Digital Imaging
Research Objectives:
The purpose of this study was to determine the ability of physicians to track the progress of patients’ acne using digital images taken by the patients themselves.
Drivers:
Technology offers new ways to deliver care to dermatology patients. Digital images and clinical information can be transferred from patient to clinician over the Internet allowing asynchronous, remote assessment. Acne patients are well-suited to this approach given that they are generally technologically able, require ongoing follow-up but have a non-malignant condition. The ability of physicians to assess acne severity using such images, however, has not been validated.
Study Overview:
20 subjects were recruited from an ongoing clinical study into facial acne. Each patient had 5 study visits, at 6 weekly intervals. At each visit, sets of three images (front and both sides) were obtained. Half of the subjects were asked to take their own images, following a brief training session. The remaining 10 subjects had all images taken by study staff. In total 300 images were included in this analysis. All images were assessed by two dermatologists using 4 validated acne assessment measures: the Acne Lesion Count, Leed’s Assessment Score, Investigator’s Global Assessment, and a Forced choice evaluation. In addition, a non-medical photographer rated the quality of the images using the Q-index. All assessors were blinded to the time-point of the image and to who had taken the image.
Results:
The mean age of participants was 26 years old (SD 5.84, range 16-40) and the majority (90%) were female. Image Quality differed between subjects taking their own photos at home compared to study staff taking the photos of subjects in the office. The mean (SD) quality of images taken by subjects was 1.77 (1.31) compared to 2.5 (1.27) for study staff. Despite a low image quality, the raters were able to assess over 86% of the images for every acne assessment measure. Intra-rater reliability estimates for the two raters were highest for the Lesion Counts and Investigator Global Assessment. Inter-rater agreement for the different assessment measures was highest for Lesion Counts. There was low agreement between the two raters for the Forced Choice (40%).

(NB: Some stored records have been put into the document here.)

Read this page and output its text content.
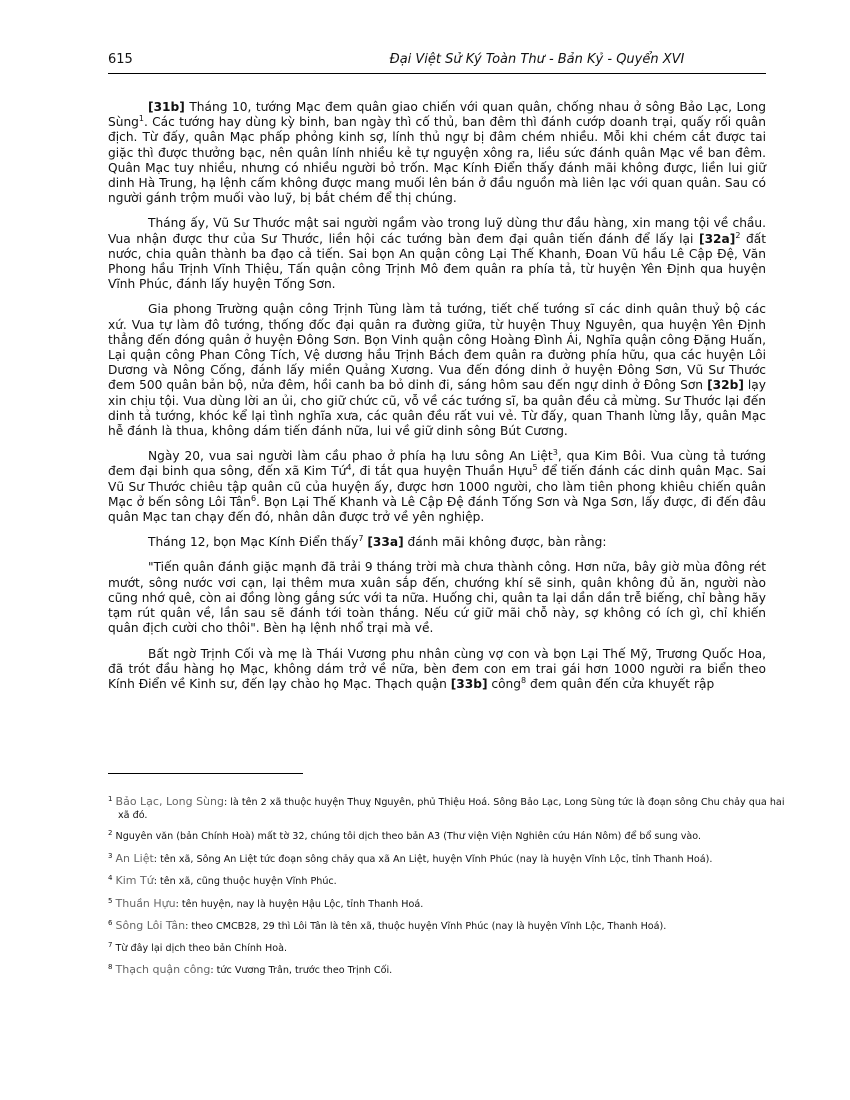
615	Đại Việt Sử Ký Toàn Thư - Bản Kỷ - Quyển XVI

[31b] Tháng 10, tướng Mạc đem quân giao chiến với quan quân, chống nhau ở sông Bảo Lạc, Long Sùng$^1$. Các tướng hay dùng kỳ binh, ban ngày thì cố thủ, ban đêm thì đánh cướp doanh trại, quấy rối quân địch. Từ đấy, quân Mạc phấp phỏng kinh sợ, lính thủ ngự bị đâm chém nhiều. Mỗi khi chém cắt được tai giặc thì được thưởng bạc, nên quân lính nhiều kẻ tự nguyện xông ra, liều sức đánh quân Mạc về ban đêm. Quân Mạc tuy nhiều, nhưng có nhiều người bỏ trốn. Mạc Kính Điển thấy đánh mãi không được, liền lui giữ dinh Hà Trung, hạ lệnh cấm không được mang muối lên bán ở đầu nguồn mà liên lạc với quan quân. Sau có người gánh trộm muối vào luỹ, bị bắt chém để thị chúng.

Tháng ấy, Vũ Sư Thước mật sai người ngầm vào trong luỹ dùng thư đầu hàng, xin mang tội về chầu. Vua nhận được thư của Sư Thước, liền hội các tướng bàn đem đại quân tiến đánh để lấy lại $[32a]^2$ đất nước, chia quân thành ba đạo cả tiến. Sai bọn An quận công Lại Thế Khanh, Đoan Vũ hầu Lê Cập Đệ, Văn Phong hầu Trịnh Vĩnh Thiệu, Tấn quận công Trịnh Mô đem quân ra phía tả, từ huyện Yên Định qua huyện Vĩnh Phúc, đánh lấy huyện Tống Sơn.

Gia phong Trường quận công Trịnh Tùng làm tả tướng, tiết chế tướng sĩ các dinh quân thuỷ bộ các xứ. Vua tự làm đô tướng, thống đốc đại quân ra đường giữa, từ huyện Thuỵ Nguyên, qua huyện Yên Định thẳng đến đóng quân ở huyện Đông Sơn. Bọn Vinh quận công Hoàng Đình Ái, Nghĩa quận công Đặng Huấn, Lại quận công Phan Công Tích, Vệ dương hầu Trịnh Bách đem quân ra đường phía hữu, qua các huyện Lôi Dương và Nông Cống, đánh lấy miền Quảng Xương. Vua đến đóng dinh ở huyện Đông Sơn, Vũ Sư Thước đem 500 quân bản bộ, nửa đêm, hồi canh ba bỏ dinh đi, sáng hôm sau đến ngự dinh ở Đông Sơn [32b] lạy xin chịu tội. Vua dùng lời an ủi, cho giữ chức cũ, vỗ về các tướng sĩ, ba quân đều cả mừng. Sư Thước lại đến dinh tả tướng, khóc kể lại tình nghĩa xưa, các quân đều rất vui vẻ. Từ đấy, quan Thanh lừng lẫy, quân Mạc hễ đánh là thua, không dám tiến đánh nữa, lui về giữ dinh sông Bút Cương.

Ngày 20, vua sai người làm cầu phao ở phía hạ lưu sông An Liệt$^3$, qua Kim Bôi. Vua cùng tả tướng đem đại binh qua sông, đến xã Kim Tứ$^4$, đi tắt qua huyện Thuần Hựu$^5$ để tiến đánh các dinh quân Mạc. Sai Vũ Sư Thước chiêu tập quân cũ của huyện ấy, được hơn 1000 người, cho làm tiên phong khiêu chiến quân Mạc ở bến sông Lôi Tân$^6$. Bọn Lại Thế Khanh và Lê Cập Đệ đánh Tống Sơn và Nga Sơn, lấy được, đi đến đâu quân Mạc tan chạy đến đó, nhân dân được trở về yên nghiệp.

Tháng 12, bọn Mạc Kính Điển thấy$^7$ [33a] đánh mãi không được, bàn rằng:

"Tiến quân đánh giặc mạnh đã trải 9 tháng trời mà chưa thành công. Hơn nữa, bây giờ mùa đông rét mướt, sông nước vơi cạn, lại thêm mưa xuân sắp đến, chướng khí sẽ sinh, quân không đủ ăn, người nào cũng nhớ quê, còn ai đồng lòng gắng sức với ta nữa. Huống chi, quân ta lại dần dần trễ biếng, chỉ bằng hãy tạm rút quân về, lần sau sẽ đánh tới toàn thắng. Nếu cứ giữ mãi chỗ này, sợ không có ích gì, chỉ khiến quân địch cười cho thôi". Bèn hạ lệnh nhổ trại mà về.

Bất ngờ Trịnh Cối và mẹ là Thái Vương phu nhân cùng vợ con và bọn Lại Thế Mỹ, Trương Quốc Hoa, đã trót đầu hàng họ Mạc, không dám trở về nữa, bèn đem con em trai gái hơn 1000 người ra biển theo Kính Điển về Kinh sư, đến lạy chào họ Mạc. Thạch quận [33b] công$^8$ đem quân đến cửa khuyết rập

$^1$ Bảo Lạc, Long Sùng: là tên 2 xã thuộc huyện Thuỵ Nguyên, phủ Thiệu Hoá. Sông Bảo Lạc, Long Sùng tức là đoạn sông Chu chảy qua hai xã đó.
$^2$ Nguyên văn (bản Chính Hoà) mất tờ 32, chúng tôi dịch theo bản A3 (Thư viện Viện Nghiên cứu Hán Nôm) để bổ sung vào.
$^3$ An Liệt: tên xã, Sông An Liệt tức đoạn sông chảy qua xã An Liệt, huyện Vĩnh Phúc (nay là huyện Vĩnh Lộc, tỉnh Thanh Hoá).
$^4$ Kim Tứ: tên xã, cũng thuộc huyện Vĩnh Phúc.
$^5$ Thuần Hựu: tên huyện, nay là huyện Hậu Lộc, tỉnh Thanh Hoá.
$^6$ Sông Lôi Tân: theo CMCB28, 29 thì Lôi Tân là tên xã, thuộc huyện Vĩnh Phúc (nay là huyện Vĩnh Lộc, Thanh Hoá).
$^7$ Từ đây lại dịch theo bản Chính Hoà.
$^8$ Thạch quận công: tức Vương Trân, trước theo Trịnh Cối.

The majority of digital images allowed an assessment of acne severity to be made. Patients appear able to self-image although their images may be of lower quality than those obtained in clinic. High Inter-rater agreement on acne lesion counts, using digital images, is consistent with in-person agreement rates reported in the literature. This indicates that remote management of acne may be a practical management strategy for dermatologists.